Der Leiter des Bereiches Verkehr, Gunnar Kelb, begrüßte die Gruppe am 20. Juni im neuen Tagungsbereich des Rathauses. Im ersten Teil der Sitzung wurde über eine laufende Umsetzungsinitiative der Arbeitsgemeinschaft informiert, bei der es um schnell umsetzbare Maßnahmen und Übergangslösungen - insbesondere Sofortmaßnahmen für den ruhenden Verkehr und Verkehrsversuche - ging. Im Folgenden wurde die neue AGFS-Kampagne zu Fahrradstraßen vorgestellt.
Ganz aktuell konnte der Bereich Verkehr der Stadt Minden den Teilnehmenden nach der Mittagspause eine Sofortmaßnahme zur Verkehrsberuhigung vor Ort vorstellen: den noch bis zum 7. August laufenden Verkehrsversuch in der Hufschmiede und im Einmündungsbereich der Hahler Straße. Dieser hat zum Ziel, den Durchgangsverkehr zu reduzieren und den gastronomischen Betrieben im Bereich von Parkbuchten attraktive Flächen mit Sitzmöbeln und Blumenkübeln zur Verfügung zu stellen.
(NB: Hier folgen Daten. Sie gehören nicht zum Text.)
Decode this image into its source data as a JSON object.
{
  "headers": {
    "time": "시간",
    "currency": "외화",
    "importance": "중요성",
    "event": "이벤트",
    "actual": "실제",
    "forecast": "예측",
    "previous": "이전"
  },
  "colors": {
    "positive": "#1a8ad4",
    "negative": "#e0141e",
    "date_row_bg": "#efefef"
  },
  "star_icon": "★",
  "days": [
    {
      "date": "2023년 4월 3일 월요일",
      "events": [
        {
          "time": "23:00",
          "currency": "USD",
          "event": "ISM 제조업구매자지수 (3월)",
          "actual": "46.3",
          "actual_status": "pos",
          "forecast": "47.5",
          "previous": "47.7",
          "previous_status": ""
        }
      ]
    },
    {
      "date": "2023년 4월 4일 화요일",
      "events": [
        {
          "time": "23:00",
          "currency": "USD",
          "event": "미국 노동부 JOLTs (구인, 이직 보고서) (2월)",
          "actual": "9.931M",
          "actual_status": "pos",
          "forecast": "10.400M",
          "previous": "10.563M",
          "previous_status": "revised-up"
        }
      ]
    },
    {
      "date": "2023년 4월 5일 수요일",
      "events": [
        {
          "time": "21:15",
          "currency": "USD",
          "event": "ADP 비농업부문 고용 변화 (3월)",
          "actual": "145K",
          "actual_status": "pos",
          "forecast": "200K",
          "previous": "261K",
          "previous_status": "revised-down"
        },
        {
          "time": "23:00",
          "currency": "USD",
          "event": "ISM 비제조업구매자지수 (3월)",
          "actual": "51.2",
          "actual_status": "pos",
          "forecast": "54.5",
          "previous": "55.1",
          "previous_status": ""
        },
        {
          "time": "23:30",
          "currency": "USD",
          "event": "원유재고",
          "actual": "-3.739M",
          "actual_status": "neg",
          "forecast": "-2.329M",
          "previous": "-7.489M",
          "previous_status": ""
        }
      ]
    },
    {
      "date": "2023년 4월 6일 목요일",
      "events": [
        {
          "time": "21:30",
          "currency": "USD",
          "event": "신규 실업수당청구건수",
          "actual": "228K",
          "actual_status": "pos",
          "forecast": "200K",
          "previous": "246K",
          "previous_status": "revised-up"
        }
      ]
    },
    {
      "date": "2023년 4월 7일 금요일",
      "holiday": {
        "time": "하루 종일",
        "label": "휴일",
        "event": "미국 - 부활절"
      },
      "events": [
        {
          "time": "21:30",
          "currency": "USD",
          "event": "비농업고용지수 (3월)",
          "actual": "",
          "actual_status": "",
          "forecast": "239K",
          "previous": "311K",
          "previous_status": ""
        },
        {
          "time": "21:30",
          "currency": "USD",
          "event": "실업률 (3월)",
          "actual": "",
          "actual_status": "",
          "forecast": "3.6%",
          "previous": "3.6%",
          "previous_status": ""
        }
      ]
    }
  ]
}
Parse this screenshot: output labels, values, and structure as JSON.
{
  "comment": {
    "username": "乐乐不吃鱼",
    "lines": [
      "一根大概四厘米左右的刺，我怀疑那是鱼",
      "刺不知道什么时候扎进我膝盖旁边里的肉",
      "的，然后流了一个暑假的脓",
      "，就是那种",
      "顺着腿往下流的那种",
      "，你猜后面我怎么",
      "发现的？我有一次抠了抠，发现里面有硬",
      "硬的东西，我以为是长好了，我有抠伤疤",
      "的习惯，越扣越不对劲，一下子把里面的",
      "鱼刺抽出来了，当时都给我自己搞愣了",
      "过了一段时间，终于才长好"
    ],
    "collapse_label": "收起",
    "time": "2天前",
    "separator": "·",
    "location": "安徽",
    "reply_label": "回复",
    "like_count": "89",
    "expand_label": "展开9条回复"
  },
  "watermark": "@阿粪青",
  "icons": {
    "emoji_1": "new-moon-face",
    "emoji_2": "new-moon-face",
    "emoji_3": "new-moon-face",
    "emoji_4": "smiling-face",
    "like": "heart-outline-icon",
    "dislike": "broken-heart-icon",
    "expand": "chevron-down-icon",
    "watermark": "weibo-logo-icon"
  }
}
Der Versuch Hufschmiede ist „ergebnisoffen“. Er solle beispielsweise zeigen, ob etwa ein Kompromiss möglich ist: etwas weniger Verkehr und Parken, dafür etwas mehr Leben, von der die Geschäfte und die Gastronomie profitieren sollen, so Projektleiter Volker Kroppenstedt. Die steilere Straße in der Oberen Altstadt befindet sich schon länger innerhalb eines „verkehrsberuhigten Bereichs“, das bedeutet für alle Verkehrsteilnehmer*innen Schrittgeschwindigkeit, also maximal 7 km/h. In einer verkehrsberuhigten Zone sind Fußgänger*innen, Radfahrer*innen und Fahrzeuge gleichberechtigt.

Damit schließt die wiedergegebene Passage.